Will MasterCard bring a smile to the payments world? (Part 1)

How secure is it and how has the market responded?

Will MasterCard bring a smile to the payments world? (Part 1)

An increasing number of companies are working on new procedures that quickly and conveniently prove the identity of users making payments. At the Mobile World Congress in Barcelona, MasterCard announced the launch of a new authentication solution: payment by ‘selfie’. This follows last summer’s announcement when, MasterCard stated that it wanted to make passwords and payment codes superfluous.

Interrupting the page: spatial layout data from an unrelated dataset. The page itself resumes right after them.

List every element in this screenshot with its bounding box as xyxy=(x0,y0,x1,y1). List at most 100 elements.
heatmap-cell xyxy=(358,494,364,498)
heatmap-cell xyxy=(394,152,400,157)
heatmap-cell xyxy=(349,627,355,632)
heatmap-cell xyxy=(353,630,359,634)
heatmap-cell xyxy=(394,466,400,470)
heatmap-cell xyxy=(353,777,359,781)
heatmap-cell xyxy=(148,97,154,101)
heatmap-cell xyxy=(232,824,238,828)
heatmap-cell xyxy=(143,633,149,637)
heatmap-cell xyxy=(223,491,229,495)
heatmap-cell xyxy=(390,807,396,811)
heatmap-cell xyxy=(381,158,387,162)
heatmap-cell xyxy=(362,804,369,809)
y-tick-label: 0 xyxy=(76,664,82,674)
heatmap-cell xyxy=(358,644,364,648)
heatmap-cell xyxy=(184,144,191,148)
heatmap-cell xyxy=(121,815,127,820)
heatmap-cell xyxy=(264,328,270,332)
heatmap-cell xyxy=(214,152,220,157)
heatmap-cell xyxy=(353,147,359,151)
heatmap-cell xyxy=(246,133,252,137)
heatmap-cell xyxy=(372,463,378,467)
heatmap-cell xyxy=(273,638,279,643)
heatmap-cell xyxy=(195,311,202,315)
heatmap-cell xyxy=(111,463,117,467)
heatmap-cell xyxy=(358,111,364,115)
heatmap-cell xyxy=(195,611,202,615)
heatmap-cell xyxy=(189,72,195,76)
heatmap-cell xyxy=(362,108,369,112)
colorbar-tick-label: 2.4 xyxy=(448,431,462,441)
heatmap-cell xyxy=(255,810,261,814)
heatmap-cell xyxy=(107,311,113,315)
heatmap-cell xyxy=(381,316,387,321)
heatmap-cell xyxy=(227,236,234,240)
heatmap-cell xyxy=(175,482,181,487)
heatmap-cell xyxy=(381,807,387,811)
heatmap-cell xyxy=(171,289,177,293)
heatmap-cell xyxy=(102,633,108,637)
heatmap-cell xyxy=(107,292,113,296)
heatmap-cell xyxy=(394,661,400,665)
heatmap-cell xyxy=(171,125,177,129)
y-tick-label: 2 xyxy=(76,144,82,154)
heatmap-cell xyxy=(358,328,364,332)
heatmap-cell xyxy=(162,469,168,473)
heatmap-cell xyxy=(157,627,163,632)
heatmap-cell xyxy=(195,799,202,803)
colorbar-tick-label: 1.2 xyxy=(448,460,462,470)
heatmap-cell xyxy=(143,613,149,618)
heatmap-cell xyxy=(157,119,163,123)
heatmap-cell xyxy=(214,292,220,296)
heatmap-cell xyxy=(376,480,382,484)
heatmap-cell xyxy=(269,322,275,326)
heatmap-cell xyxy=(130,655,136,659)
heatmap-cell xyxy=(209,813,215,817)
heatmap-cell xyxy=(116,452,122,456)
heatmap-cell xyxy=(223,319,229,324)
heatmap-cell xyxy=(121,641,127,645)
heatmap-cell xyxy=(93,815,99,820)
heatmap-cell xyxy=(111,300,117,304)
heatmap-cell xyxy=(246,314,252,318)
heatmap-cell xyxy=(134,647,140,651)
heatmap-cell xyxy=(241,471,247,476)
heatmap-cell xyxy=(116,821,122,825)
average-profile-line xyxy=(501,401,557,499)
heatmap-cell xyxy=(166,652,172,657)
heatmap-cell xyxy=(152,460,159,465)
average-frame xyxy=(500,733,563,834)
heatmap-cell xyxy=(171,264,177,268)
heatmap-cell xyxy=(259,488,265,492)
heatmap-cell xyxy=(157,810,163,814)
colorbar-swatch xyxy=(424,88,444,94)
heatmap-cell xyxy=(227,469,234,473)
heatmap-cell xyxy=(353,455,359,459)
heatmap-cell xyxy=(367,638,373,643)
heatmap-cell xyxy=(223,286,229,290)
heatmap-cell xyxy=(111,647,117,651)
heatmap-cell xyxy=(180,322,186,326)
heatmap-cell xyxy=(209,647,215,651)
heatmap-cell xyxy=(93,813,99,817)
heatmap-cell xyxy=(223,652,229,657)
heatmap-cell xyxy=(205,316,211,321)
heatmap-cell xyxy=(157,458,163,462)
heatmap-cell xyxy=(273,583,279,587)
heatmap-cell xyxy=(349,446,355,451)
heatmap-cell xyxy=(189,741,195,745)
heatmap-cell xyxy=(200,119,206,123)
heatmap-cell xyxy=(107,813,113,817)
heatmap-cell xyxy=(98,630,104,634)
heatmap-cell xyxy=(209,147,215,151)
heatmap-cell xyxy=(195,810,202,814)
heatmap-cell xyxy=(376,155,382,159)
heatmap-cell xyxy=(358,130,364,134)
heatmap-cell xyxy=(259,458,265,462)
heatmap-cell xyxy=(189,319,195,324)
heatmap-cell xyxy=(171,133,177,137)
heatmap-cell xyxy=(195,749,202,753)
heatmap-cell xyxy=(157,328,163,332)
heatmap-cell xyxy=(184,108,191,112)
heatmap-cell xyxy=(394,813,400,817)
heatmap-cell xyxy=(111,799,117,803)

The rise of the selfie is unstoppable. MasterCard is now counting on self-portraits for its payment procedures. Cardholders will soon be able to take a selfie at the supermarket cash register instead of entering a password in order to identify themselves as the genuine user.  By the middle of 2016, MasterCard’s German customers should be able to prove their identity and authenticate payments using a ‘selfie’. Following this “Selfie Pay” is said to be launched in Austria in 2017.  Ajay Bhalla, the head of MasterCard’s security department is convinced that the “selfie generation” will welcome and use the new feature.


Blink to beat misuse


For the procedure to work, users must install the MasterCard app “Selfie Pay” on their smartphone, tablet or PC, and save a sample picture of themselves. A unique code is created using the image data. The selfie taken at the point of payment is then transmitted to MasterCard in an encrypted form and compared with the saved code. Alternatively, customers can prove their identity with their fingerprint, according to a BBC report. Once the user is successfully identified, all they need to do is confirm the transaction.


However, cardholders must not forget to blink in the selfie. The software uses this eye movement as a means of ensuring that a fraudster is not just holding up a photo to the camera. MasterCard seems to be aware that this security measure alone is insufficient. Yet to date, the company has only mentioned vaguely other security measures. A spokesman said that the system recognises attempts at fraud because it evaluates other data. However, security researcher Jan Krissler from the technical university of Berlin (TU Berlin) moved a pencil over the eyes of a photo – which a scanner interpreted as blinking and thus the software accepted the payment. There are more extensive means of face identification by way of 3D models which offer significantly better fraud prevention but these are still in the development phase.